I can't agree with you here Jenks in your perjorative judgement of the 'Bradbury'/UEA school and its pernicious influence. I'm uncertain, exactly, just what you mean by bracketing McEwan and Ishiguro together: they're very different writers. (And a pendantic point: although McEwan is eternally credited as been the first student of Bradbury's then revolutionary creative writing classes, he wasn't actually: he was studying for an academic MA and showed stories to Bradbury, who took him under his wing).
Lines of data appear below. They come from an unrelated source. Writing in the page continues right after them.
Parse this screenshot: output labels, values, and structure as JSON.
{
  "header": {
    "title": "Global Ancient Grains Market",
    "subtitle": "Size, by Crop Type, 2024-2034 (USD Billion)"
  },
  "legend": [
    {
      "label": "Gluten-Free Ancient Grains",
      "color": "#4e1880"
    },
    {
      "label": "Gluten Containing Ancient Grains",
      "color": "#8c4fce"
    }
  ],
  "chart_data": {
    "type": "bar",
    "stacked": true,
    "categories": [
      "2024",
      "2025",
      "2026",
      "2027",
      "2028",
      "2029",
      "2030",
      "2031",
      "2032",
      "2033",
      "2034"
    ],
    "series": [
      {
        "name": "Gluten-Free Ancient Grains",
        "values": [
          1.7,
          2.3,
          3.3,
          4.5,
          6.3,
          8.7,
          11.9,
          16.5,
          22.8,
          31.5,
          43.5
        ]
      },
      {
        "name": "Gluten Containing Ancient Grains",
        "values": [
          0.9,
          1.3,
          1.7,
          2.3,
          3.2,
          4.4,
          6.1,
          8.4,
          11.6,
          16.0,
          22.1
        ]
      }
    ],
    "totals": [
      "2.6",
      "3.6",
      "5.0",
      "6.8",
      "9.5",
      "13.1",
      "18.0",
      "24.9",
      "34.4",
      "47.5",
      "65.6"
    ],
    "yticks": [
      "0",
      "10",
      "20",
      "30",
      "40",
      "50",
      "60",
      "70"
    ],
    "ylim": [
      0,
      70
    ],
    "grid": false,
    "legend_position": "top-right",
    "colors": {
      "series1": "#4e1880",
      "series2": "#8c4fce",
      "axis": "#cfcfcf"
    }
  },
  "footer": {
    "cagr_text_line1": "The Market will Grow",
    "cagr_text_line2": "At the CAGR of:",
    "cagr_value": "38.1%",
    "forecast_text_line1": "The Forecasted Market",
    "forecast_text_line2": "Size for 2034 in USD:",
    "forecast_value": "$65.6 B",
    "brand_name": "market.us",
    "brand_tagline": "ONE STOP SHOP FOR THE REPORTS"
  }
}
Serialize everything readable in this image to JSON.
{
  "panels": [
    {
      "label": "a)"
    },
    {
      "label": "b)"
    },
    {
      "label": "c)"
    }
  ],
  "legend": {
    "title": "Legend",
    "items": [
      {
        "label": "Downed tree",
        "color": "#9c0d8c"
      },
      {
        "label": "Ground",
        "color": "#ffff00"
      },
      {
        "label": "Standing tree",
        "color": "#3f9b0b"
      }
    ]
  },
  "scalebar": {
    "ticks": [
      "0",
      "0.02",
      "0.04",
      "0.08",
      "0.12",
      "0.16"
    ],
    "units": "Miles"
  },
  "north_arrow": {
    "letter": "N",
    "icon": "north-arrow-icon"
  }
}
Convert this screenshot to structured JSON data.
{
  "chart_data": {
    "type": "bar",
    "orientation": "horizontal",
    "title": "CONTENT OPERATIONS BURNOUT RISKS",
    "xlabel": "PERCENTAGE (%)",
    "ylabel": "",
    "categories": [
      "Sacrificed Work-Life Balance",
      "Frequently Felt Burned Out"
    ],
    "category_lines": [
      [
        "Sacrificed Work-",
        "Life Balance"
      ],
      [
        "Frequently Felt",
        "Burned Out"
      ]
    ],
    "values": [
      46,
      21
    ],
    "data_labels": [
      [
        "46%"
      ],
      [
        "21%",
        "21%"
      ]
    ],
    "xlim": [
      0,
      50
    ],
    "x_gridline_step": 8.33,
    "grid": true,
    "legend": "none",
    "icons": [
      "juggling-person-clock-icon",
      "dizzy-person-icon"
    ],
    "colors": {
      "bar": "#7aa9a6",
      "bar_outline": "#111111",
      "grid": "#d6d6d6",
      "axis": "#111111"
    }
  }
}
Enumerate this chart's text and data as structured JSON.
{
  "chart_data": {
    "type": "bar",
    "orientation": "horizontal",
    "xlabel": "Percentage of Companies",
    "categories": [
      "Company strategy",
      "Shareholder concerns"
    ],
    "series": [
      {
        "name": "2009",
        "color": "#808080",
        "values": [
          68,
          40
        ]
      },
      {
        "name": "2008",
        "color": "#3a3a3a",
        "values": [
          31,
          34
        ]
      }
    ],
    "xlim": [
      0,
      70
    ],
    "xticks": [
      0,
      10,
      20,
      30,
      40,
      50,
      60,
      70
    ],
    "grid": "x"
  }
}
Can you define a little more precisely what you mean when you refer to a Bradbury/UEA style (and why it is such a Bad Thing)?
 

IdleRich

IdleRich
Sorry, I didn't mean that I was picking you up, I just wanted to know why you didn't like it.
Regarding Ishiguru in general, I loved The Remains of the Day, then I read When We Were Orphans which was so similar that it wasn't worth bothering with, it wasn't even a refinement either, it was much worse.
I guess that a lot of people don't like the idea of creative writing being taught but I've never thought that I would have noticed that in his style if I didn't already know about it - I think it's a distraction from the novels.
My take on the Unconsoled was that it was a dream (or nightmare) that gave some insight into the main character. I assume that in waking life he is a successful pianist who has neglected his child and has a difficult relationship with the child's mother and his own parents, his career and all kinds of other things. The book was an attempt to describe that in a non-literal manner and I think it was fairly successful in that you did feel a genuine sadness at times even though you weren't exactly sure of what you felt sad about, it was like seeing the protagonist's life as a shadow or through misty glass or something. Maybe it was too long and didn't come to any conclusion but that's what I thought it was trying to do. Then again that's only my take and I could be completely wrong.
Was it an Ishiguru thing that that film, The Saddest Music in The World was based on? I really enjoyed that as well so maybe I'm just a sucker for him.
 

jenks

thread death
John Doe said:
I can't agree with you here Jenks in your perjorative judgement of the 'Bradbury'/UEA school and its pernicious influence. I'm uncertain, exactly, just what you mean by bracketing McEwan and Ishiguro together: they're very different writers. (And a pendantic point: although McEwan is eternally credited as been the first student of Bradbury's then revolutionary creative writing classes, he wasn't actually: he was studying for an academic MA and showed stories to Bradbury, who took him under his wing).

Can you define a little more precisely what you mean when you refer to a Bradbury/UEA style (and why it is such a Bad Thing)?

I think what i mean is that McEwan and Ishiguro seem to represent a certain strand of British fiction that I find unappealing - it gestures towards the 'big' themes whilst sidling up to something cosy and middlebrow. Maybe I'm being unfair on Bradbury but I do think that when you look at that generation of writers they never came up with the great novel we were led to expect. Despite the slewing of Rushdie on Dissensus i still think Midnight's Children knocks anything either these two guys produced.